The poems of Lorde are full of pain because of her racial discrimination in the past as well. Lorde entitles her poem “To The Poet who Happens to be Black and the Black who Happens to be a Woman”, emphasizing the double character of her discrimination. “’You were so dark,’ my mother said/ ‘I thought you were a boy’”. (Lorde 7 – 8) This note demonstrates that the girl has been discriminated since her early childhood. The blacks get accustomed to the oppressed position, even mother humiliates Lorde for her dark colour of skin. The poet expresses her feelings and emotions. The poem is depressing and expresses the views of entire social group. Touching upon the questions of racial discrimination of the blacks, Angelou and Lorde describe their feelings and share their experience of indignity in the society and in family.

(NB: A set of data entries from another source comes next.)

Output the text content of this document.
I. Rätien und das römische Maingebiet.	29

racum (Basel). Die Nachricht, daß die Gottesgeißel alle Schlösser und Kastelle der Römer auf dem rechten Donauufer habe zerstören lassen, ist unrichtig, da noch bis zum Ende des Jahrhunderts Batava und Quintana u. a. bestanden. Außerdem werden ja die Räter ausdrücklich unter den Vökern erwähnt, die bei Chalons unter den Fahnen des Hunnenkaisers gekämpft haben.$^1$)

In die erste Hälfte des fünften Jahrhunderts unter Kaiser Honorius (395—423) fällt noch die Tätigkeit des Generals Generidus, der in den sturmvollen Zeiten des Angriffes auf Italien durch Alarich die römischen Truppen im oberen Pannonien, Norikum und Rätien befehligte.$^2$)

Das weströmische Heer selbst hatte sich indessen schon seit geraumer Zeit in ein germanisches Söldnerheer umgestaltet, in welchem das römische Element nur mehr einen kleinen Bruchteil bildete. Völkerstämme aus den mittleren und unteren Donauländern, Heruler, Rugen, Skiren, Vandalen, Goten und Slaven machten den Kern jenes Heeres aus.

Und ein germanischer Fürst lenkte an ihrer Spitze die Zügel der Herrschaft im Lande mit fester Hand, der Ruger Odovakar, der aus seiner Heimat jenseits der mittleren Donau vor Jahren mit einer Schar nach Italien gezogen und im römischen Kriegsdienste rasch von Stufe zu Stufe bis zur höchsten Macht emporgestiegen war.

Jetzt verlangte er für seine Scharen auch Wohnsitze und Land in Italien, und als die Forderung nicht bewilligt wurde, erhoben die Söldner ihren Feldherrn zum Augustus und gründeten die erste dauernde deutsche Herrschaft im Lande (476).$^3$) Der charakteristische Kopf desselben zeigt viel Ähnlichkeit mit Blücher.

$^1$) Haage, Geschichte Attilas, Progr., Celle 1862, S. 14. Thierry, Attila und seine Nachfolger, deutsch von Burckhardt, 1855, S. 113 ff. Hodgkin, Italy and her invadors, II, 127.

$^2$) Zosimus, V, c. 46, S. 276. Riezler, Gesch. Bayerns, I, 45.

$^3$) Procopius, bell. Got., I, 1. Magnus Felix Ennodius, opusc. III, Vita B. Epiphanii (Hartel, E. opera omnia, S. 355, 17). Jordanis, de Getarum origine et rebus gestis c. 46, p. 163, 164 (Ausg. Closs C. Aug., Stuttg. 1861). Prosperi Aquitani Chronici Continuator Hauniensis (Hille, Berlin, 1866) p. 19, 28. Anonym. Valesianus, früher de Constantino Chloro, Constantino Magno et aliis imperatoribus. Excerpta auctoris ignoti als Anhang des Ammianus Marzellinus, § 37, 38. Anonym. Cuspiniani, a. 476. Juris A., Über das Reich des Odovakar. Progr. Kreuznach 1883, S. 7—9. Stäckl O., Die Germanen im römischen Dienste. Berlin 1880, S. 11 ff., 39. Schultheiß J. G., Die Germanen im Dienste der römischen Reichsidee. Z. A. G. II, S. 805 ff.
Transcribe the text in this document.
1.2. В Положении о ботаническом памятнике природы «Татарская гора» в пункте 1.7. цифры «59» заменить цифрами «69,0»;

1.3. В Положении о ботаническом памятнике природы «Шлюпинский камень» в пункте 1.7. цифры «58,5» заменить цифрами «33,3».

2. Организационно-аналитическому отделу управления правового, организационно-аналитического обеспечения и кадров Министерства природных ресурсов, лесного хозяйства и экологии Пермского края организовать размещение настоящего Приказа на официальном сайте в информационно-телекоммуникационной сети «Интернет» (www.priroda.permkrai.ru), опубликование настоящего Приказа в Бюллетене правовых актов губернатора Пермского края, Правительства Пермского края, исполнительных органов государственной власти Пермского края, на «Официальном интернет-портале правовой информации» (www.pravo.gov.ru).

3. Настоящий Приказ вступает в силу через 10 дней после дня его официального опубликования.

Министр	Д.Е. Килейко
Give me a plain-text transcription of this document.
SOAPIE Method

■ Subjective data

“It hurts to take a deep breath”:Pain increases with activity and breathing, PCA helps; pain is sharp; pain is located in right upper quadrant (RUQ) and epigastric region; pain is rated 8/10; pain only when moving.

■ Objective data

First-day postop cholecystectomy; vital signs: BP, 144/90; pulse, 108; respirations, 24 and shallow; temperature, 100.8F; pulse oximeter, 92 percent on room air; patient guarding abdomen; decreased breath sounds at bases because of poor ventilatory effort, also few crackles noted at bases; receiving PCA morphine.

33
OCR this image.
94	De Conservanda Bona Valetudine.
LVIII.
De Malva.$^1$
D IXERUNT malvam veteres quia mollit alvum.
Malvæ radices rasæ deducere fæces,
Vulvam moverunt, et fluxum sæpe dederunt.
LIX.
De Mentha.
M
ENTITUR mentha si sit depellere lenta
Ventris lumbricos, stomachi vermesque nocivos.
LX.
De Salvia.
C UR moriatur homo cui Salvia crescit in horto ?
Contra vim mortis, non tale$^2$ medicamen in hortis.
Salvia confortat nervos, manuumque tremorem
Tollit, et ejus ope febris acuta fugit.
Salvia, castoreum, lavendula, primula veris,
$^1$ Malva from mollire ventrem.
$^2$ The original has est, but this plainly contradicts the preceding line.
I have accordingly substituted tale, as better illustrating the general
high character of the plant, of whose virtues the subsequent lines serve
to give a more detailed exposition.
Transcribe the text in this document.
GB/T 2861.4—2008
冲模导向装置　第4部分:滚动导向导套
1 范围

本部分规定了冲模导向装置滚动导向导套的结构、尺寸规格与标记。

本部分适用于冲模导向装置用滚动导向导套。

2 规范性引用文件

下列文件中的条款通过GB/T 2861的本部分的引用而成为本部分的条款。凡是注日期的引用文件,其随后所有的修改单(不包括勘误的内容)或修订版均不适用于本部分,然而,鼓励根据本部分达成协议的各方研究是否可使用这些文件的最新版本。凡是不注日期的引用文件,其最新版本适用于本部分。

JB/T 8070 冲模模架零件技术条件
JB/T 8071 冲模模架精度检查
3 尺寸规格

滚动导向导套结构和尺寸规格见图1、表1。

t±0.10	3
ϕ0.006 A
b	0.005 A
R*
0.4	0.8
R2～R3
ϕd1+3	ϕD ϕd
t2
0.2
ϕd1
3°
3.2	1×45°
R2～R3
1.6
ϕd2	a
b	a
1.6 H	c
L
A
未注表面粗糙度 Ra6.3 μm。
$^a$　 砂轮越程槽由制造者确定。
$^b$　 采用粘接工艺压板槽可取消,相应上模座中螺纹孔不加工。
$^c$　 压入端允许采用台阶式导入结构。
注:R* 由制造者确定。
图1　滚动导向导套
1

Black women have always been appreciated for their spirit. Long years of fighting for their rights made them optimistic and strong. This mental and emotional strength is shown in the poems of Audre Lorde and Maya Angelou, discussing the questions of racial and sexual discrimination and expressing protest of all black women.
Works Cited
Angelou, Maya. The Complete Collected Poems of Maya Angelou. New York: Vintage – Random House, 2009. Print.
Lorde, Audre. The Collected Poems of Audre Lorde. New York: Norton and Company, 2000. Print.
Nelson, Emmanuel. African American Autobiographers: A Sourcebook. Westport:: Greenwood Press, 2002. Print.